Beim Feilen verfolgen
Die Idee, der Schriftstellerei wie anderen Künsten eine Bühne zu geben, hat der gebürtige Mainzer aus Essen, aus dem dortigen „Unperfekthaus“, in dem Künstler alles tun dürfen – vorausgesetzt, es ist legal und öffentlich. Auch die Idee des Unperfekten gefällt dem 42-Jährigen bis heute: „Dass man in einer immer perfekteren Welt einfach einmal etwas nur ausprobieren darf.“ So soll man ihn beim Feilen am Text verfolgen können – und sich gern einmischen dürfen. Sollte die Ablenkung zu groß sein, meint Becker, gebe es als letzte Instanz immer noch das Lektorat. Unperfekt passt vielleicht auch für das Schaffen Beckers, dessen erstes 960-Seiten-Werk über einen Synästheten, der Klänge mit Farben, Formen und Landschaften verbindet, monumental ausgefallen – darob bis dato aber noch unveröffentlicht ist.

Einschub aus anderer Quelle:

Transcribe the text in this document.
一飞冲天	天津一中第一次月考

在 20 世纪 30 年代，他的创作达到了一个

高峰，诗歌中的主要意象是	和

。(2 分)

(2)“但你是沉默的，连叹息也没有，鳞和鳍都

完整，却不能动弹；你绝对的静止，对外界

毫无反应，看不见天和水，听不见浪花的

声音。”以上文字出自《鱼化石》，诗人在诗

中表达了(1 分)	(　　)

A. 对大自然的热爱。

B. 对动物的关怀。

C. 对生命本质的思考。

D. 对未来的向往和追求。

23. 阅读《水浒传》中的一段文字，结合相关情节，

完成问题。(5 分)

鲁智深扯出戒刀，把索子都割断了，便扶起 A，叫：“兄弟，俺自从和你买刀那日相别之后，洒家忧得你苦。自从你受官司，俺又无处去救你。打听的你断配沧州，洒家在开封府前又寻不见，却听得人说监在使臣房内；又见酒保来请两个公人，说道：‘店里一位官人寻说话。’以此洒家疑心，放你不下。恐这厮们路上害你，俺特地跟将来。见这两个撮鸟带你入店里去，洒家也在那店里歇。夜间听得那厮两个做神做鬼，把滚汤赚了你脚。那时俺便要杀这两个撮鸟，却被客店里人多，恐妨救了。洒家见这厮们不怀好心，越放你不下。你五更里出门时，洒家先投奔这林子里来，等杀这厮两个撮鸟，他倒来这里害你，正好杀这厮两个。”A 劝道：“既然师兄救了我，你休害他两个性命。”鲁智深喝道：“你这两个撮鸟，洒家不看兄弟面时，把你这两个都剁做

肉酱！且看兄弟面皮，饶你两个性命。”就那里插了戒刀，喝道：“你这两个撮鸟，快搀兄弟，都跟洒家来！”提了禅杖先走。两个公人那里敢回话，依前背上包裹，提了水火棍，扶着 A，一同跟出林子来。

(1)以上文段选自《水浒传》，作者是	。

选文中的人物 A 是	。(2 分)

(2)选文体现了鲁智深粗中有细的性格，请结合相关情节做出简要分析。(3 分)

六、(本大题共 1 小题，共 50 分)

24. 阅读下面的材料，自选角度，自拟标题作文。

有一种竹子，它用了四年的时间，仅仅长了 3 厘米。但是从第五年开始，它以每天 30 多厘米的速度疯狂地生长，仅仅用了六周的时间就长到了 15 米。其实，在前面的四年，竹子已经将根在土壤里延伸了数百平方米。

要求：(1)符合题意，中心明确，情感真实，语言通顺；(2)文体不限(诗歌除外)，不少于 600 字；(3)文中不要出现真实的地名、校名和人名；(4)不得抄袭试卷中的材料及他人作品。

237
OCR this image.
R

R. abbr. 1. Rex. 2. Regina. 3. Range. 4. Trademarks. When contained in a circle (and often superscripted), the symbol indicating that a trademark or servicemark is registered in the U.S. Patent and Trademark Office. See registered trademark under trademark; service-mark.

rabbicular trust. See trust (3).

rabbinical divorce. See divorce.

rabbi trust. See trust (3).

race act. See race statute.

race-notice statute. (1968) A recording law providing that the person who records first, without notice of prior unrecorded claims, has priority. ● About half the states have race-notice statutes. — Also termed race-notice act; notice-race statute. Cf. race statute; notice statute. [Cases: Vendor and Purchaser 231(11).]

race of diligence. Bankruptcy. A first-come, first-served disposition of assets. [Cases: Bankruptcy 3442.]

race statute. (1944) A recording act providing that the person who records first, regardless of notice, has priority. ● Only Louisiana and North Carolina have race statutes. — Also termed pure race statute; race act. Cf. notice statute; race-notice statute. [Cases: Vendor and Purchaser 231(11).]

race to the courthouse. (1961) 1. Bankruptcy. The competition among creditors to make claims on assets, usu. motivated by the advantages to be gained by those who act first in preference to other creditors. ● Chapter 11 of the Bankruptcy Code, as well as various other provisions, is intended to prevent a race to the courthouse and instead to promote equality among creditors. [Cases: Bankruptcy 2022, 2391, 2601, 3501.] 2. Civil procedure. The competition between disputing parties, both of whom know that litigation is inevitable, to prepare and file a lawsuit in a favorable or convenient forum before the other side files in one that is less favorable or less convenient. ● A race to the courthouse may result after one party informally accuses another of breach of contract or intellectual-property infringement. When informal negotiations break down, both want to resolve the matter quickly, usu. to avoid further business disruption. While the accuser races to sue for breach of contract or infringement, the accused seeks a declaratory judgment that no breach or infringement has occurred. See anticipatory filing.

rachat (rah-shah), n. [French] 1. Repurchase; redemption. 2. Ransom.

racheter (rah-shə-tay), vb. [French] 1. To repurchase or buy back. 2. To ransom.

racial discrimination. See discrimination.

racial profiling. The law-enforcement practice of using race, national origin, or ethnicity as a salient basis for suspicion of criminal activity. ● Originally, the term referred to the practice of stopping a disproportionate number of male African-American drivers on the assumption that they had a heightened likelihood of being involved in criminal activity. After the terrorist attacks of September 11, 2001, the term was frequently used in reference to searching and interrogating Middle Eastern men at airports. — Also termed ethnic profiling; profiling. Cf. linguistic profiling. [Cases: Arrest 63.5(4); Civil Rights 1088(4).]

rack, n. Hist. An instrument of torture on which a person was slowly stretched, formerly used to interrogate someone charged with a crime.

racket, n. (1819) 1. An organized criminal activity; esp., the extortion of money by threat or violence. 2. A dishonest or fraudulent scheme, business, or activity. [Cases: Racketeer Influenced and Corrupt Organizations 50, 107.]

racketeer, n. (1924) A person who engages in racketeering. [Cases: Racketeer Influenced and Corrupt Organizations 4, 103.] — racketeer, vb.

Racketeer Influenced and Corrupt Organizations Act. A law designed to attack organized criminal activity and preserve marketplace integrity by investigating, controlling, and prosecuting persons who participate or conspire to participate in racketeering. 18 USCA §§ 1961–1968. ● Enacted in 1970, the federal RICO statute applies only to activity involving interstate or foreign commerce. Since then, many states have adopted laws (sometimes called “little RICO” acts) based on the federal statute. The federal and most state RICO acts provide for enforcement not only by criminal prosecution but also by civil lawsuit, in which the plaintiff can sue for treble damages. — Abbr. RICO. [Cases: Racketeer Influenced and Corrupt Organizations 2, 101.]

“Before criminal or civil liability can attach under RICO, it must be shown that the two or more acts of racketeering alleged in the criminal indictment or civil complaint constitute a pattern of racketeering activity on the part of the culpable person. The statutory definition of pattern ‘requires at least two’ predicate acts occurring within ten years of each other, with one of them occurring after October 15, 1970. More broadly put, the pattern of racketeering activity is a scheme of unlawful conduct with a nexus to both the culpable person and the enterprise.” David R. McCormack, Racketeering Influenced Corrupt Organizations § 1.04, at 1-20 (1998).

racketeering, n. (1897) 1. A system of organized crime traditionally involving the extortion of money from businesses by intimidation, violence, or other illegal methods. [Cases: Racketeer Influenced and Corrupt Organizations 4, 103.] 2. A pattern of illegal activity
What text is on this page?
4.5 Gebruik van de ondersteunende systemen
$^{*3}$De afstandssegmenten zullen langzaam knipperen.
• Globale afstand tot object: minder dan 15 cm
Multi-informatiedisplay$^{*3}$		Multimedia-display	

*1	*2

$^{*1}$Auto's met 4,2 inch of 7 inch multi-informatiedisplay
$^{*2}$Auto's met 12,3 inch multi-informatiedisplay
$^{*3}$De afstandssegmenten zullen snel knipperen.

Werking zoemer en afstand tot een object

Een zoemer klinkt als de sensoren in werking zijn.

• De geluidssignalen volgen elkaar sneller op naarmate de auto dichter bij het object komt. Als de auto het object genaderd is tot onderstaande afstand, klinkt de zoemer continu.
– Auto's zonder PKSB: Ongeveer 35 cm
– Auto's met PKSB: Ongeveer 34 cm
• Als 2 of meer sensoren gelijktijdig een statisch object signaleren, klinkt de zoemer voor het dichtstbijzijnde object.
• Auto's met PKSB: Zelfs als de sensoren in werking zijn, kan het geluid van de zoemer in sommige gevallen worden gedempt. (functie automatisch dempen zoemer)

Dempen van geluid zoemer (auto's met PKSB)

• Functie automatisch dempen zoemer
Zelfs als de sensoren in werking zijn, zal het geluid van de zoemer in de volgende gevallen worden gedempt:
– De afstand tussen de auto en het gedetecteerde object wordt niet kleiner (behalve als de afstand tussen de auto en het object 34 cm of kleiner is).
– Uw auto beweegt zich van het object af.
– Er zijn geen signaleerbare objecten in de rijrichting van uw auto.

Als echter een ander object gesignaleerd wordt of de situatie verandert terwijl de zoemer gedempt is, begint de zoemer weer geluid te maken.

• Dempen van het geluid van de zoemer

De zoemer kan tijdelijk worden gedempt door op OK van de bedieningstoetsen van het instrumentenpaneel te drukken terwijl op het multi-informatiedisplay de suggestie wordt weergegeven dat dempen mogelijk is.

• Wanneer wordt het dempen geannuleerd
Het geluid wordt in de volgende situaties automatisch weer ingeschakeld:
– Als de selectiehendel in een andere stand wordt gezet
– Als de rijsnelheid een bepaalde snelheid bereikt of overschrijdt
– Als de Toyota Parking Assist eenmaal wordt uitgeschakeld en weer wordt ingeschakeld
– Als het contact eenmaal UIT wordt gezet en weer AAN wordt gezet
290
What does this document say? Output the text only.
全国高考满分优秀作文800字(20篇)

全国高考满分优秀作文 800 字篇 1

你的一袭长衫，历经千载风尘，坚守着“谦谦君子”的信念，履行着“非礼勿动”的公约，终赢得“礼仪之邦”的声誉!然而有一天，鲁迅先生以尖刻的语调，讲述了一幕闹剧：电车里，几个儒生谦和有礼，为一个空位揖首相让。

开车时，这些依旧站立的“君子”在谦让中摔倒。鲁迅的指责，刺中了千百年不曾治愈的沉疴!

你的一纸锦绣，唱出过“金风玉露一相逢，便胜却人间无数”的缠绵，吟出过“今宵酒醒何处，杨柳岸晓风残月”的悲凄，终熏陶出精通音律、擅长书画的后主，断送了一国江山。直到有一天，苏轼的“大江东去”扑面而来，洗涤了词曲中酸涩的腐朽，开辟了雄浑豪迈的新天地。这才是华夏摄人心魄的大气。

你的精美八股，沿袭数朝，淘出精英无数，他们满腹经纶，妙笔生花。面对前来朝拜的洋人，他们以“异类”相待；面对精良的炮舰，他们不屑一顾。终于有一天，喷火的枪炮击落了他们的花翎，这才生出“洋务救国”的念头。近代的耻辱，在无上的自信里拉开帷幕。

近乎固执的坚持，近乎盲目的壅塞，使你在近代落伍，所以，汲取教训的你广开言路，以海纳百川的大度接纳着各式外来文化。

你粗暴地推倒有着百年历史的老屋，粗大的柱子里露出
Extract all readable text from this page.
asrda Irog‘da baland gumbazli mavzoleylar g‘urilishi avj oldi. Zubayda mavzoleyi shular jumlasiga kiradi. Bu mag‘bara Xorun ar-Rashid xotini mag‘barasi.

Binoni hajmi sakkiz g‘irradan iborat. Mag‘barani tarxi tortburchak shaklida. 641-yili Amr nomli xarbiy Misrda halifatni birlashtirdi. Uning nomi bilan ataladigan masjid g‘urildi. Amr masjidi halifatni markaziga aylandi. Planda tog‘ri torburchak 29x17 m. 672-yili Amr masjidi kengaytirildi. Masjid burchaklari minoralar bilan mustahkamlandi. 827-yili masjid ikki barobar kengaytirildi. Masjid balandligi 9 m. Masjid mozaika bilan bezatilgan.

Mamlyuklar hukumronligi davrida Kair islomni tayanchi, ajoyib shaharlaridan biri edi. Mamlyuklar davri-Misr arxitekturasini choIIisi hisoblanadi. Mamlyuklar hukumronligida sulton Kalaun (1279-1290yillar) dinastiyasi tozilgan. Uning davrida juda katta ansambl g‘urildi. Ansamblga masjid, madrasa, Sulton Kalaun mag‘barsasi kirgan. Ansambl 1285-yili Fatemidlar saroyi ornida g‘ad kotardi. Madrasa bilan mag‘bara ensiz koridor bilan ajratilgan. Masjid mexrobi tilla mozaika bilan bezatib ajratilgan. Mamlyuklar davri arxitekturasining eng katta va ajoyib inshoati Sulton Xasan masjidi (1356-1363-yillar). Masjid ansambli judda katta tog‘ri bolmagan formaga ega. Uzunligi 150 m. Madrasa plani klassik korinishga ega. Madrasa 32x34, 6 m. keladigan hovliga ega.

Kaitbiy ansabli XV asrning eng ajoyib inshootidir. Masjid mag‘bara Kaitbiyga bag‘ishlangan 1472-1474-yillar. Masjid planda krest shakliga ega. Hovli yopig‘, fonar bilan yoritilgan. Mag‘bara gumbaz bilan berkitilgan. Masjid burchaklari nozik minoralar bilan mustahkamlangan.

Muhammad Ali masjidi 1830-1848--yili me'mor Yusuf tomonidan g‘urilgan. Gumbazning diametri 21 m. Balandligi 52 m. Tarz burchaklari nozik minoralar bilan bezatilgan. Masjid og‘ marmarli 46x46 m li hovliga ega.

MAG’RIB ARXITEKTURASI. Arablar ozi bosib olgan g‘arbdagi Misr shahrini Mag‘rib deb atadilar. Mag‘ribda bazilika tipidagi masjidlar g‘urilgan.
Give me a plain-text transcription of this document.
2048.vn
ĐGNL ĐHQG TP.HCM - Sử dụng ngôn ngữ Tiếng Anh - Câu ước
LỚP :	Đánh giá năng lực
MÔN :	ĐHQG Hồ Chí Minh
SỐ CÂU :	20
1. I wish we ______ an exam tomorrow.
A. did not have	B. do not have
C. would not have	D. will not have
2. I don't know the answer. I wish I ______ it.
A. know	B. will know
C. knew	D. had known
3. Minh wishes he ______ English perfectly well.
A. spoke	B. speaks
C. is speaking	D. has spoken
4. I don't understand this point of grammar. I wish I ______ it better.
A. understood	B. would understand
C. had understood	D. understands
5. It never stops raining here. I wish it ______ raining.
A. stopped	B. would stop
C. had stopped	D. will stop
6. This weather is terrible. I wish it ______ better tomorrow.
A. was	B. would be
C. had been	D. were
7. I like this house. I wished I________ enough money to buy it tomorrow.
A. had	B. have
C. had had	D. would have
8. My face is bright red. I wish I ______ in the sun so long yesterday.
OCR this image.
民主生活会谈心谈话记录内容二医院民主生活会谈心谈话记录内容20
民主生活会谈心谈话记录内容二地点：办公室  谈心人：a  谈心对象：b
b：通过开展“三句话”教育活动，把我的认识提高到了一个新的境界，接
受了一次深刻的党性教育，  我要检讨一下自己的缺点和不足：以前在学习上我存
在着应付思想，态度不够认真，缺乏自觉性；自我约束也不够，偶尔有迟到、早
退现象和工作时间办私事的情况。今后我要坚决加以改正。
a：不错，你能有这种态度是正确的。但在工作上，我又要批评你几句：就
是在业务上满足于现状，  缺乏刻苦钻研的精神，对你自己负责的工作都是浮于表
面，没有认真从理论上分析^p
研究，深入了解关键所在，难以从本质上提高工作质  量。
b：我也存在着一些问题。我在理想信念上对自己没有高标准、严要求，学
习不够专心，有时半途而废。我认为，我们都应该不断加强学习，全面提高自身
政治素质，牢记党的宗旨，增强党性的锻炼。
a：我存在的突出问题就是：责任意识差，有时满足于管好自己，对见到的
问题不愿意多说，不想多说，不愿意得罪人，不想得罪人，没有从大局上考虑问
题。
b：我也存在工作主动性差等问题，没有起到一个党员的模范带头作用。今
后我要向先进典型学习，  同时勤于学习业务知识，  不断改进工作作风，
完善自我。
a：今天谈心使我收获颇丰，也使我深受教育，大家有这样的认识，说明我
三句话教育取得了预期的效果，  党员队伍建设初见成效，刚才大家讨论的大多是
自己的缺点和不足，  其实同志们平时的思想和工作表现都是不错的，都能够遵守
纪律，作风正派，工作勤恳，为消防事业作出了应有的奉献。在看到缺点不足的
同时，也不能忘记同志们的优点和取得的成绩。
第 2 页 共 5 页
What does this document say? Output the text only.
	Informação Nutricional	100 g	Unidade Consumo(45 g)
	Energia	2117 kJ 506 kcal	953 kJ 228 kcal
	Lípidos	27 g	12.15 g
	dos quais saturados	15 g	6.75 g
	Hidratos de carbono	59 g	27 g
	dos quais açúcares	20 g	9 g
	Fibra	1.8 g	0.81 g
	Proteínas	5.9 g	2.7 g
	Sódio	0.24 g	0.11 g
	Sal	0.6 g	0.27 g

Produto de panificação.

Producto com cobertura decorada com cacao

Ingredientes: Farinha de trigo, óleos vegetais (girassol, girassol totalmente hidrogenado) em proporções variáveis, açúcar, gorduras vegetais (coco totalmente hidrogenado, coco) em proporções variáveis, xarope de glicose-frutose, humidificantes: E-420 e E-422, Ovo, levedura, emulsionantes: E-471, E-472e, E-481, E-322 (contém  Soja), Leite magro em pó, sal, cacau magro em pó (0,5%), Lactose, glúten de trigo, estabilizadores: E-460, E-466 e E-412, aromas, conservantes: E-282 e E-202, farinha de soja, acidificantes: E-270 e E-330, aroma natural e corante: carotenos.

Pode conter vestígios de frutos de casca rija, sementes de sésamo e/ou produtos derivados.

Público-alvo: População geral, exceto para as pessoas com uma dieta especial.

Aber eigentlich hat Becker ja auch einen anderen Beruf: Er ist Diplompädagoge und Coach und betreibt mit seiner Lebenspartnerin in Deutschland eine Sozialagentur, mit der er Jugendprojekte etwa in Gefängnissen oder im Fußball betreut. Projekte, die sowohl „die finanzielle Basis sichern als auch Herzblut bedeuten“. So trainiert er Fußballtrainer in Elternarbeit oder im Umgang mit der Mannschaft, begleitet Jugendliche durch ihr freiwilliges soziales Jahr oder forscht mit seiner Partnerin, einer Mediatorin, in Verbänden und Vereinen nach Kommunikations- und Strukturproblemen.
Über den Fußball hat es ihn auch nach Wien verschlagen. Seit der Euro 2008 war er jedes Jahr hier, und als er mit seiner Familie für ein Sabbatical ins Ausland wollte, genau genommen in deutschsprachiges Ausland in Form einer Großstadt, sei nur Wien infrage gekommen. Nun sind die zwei geplanten Jahre um, die Familie lebt immer noch hier. Also, befand Becker, sei die Zeit gekommen, um auch hier öffentlich als Schriftsteller in Aktion zu treten. Zum Auftakt wollte er das gestern Abend im Rahmen einer Vernissage machen, bei der verschiedene Künstlern seine Worte in ihre jeweilige Kunstform übersetzen wollten. Weitere solcher Kunstmeetings sind geplant.

Der Plot für „Die Lebensformel“ steht im Übrigen bereits: Zwei angehende Wissenschaftler, Walter und Gruber, schmieden darin in einer feucht-fröhlichen Nacht den Plan, die Formel des Lebens herauszufinden. Angesiedelt ist das Ganze in Wien. Und ein Ziel hat Becker auch: sich kürzer zu halten als beim letzten Mal.

ZUR PERSON
Marcus Becker (42) stammt aus Mainz und betreibt eine Sozialagentur. Er lebt in Wien und schreibt ab 1. April als „gläserner Autor“ einen Roman: mittwochs bis samstags von 14 bis 18 Uhr, Le Moët, Opernring 13–15 (mit zwei Wochen Pause ab Pfingsten). Gestern Abend wurde zur Vernissage geladen. Dabei wurden seine Worte u. a. in Schauspiel, Musik und eine Fotoperformance „übersetzt“.